The absorbed dose for the uterus is commonly used as a surrogate for the absorbed dose to the embryo/fetus in medical radiation dosimetry [5] while different methods consider the larger uterine volume compared with the non-pregnant female [5, 49]. The dose calculation process reported in this work has the advantage of taking the individual characteristics of the patient’s anatomy into the dose calculation algorithm. The radiation dose in diagnostic imaging procedures is normally lower than the dose from radiation therapy but still carries a risk that cannot be eliminated entirely.

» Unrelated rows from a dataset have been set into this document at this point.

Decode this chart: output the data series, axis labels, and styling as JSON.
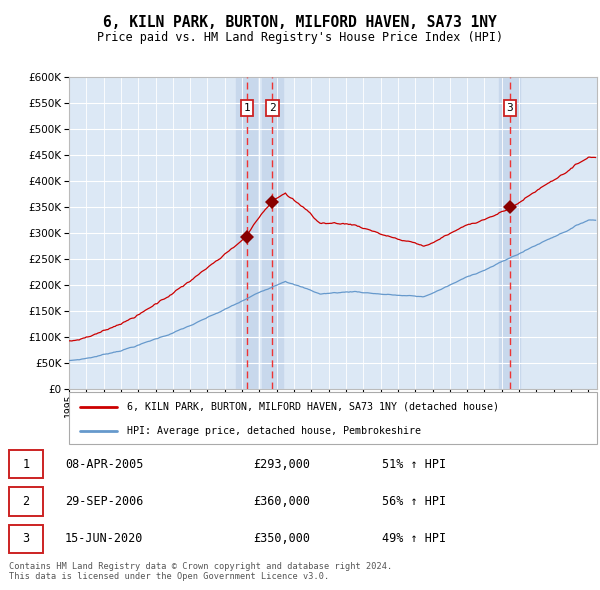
{
  "title": "6, KILN PARK, BURTON, MILFORD HAVEN, SA73 1NY",
  "subtitle": "Price paid vs. HM Land Registry's House Price Index (HPI)",
  "legend_line1": "6, KILN PARK, BURTON, MILFORD HAVEN, SA73 1NY (detached house)",
  "legend_line2": "HPI: Average price, detached house, Pembrokeshire",
  "transactions": [
    {
      "label": "1",
      "date_num": 2005.27,
      "price": 293000,
      "hpi_pct": "51% ↑ HPI",
      "date_str": "08-APR-2005"
    },
    {
      "label": "2",
      "date_num": 2006.75,
      "price": 360000,
      "hpi_pct": "56% ↑ HPI",
      "date_str": "29-SEP-2006"
    },
    {
      "label": "3",
      "date_num": 2020.46,
      "price": 350000,
      "hpi_pct": "49% ↑ HPI",
      "date_str": "15-JUN-2020"
    }
  ],
  "footer": "Contains HM Land Registry data © Crown copyright and database right 2024.\nThis data is licensed under the Open Government Licence v3.0.",
  "hpi_color": "#6699cc",
  "price_color": "#cc0000",
  "background_chart": "#dce8f5",
  "background_shade": "#c8d8ec",
  "grid_color": "#ffffff",
  "dashed_line_color": "#ee3333",
  "ylim": [
    0,
    600000
  ],
  "yticks": [
    0,
    50000,
    100000,
    150000,
    200000,
    250000,
    300000,
    350000,
    400000,
    450000,
    500000,
    550000,
    600000
  ],
  "xmin": 1995,
  "xmax": 2025.5
}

The conceptus dose for pregnant patients from CT examinations varies within the range 1.8–4.7 mGy with a mean value of 2.9 mGy. The differences of mean conceptus absorbed doses between the two segmentation techniques are 1.66%, 2.55%, 1.84%, and 1.18% at early pregnancy, first trimester, second trimester, and third trimester, respectively. It is not clear why the highest difference was observed at the first trimester. The differences of mean conceptus absorbed doses between manual segmentation and the technique proposed by Angel et al [13] are 19.33%, 19.39%, 10.97%, and 16.37% at early pregnancy, the first trimester, the second trimester, and the third trimester, respectively. Overall, the automated segmentation algorithm generated computational phantoms that resulted in almost similar estimates of individual conceptus doses as manual segmentation.

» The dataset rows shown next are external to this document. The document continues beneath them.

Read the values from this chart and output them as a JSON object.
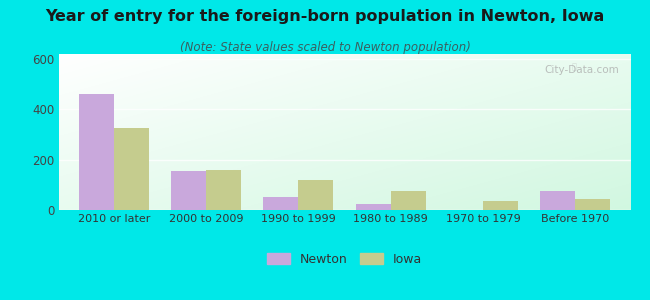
{
  "title": "Year of entry for the foreign-born population in Newton, Iowa",
  "subtitle": "(Note: State values scaled to Newton population)",
  "categories": [
    "2010 or later",
    "2000 to 2009",
    "1990 to 1999",
    "1980 to 1989",
    "1970 to 1979",
    "Before 1970"
  ],
  "newton_values": [
    460,
    155,
    50,
    25,
    0,
    75
  ],
  "iowa_values": [
    325,
    158,
    120,
    75,
    35,
    42
  ],
  "newton_color": "#c9a8dc",
  "iowa_color": "#c5cc8e",
  "background_outer": "#00e8e8",
  "ylim": [
    0,
    620
  ],
  "yticks": [
    0,
    200,
    400,
    600
  ],
  "legend_labels": [
    "Newton",
    "Iowa"
  ],
  "bar_width": 0.38,
  "title_fontsize": 11.5,
  "subtitle_fontsize": 8.5
}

This study demonstrates the feasibility of an automated construction of patient-specific computational models for organ-level dose estimation, using deep learning approaches. The quality of typical low-dose CT images made it difficult to segment all organs, and as such, we had to limit the number of segmented organs. Another limitation of this study is that the uterus dose is used as a surrogate for radiation dose estimation to the fetus in the computational model while the fetal position may vary among patients and at different gestation periods. This assumption adds uncertainties to the dose estimation process. Another limitation is that only a limited number of organs have been segmented from CT images, which prevented the estimation of all organ doses for pregnant patients. Overall, the computational time required for construction of patient-specific models using automatic segmentation for one dataset is approximately 20 s. With advances in computer technology, particularly grid and cloud computing, and advanced variance reduction techniques, the proposed approach could be clinically implemented for real-time calculation of individual radiation doses to patients.

Conclusion

Since the individual anatomic characteristics have a noticeable impact on conceptus dose estimates, this study shows that patient-specific computational models can be created using an automated deep learning–based segmentation algorithm. Therefore, radiologists could perform accurate patient-specific dose estimation for a variety of radiation exposure situations and specifically for the evaluation of conceptus dose. In most situations encountered in emergency units, the benefit of performing CT outweighs the radiation risk. However, the proposed approach for automated computational modeling and dose calculation can be useful for retrospective evaluation of radiation dose, for instance if the pregnancy was unknown when emergency CT was performed, for the decision-making process for high-dose procedures in clinical setting and also in research studies involving retrospective data analysis.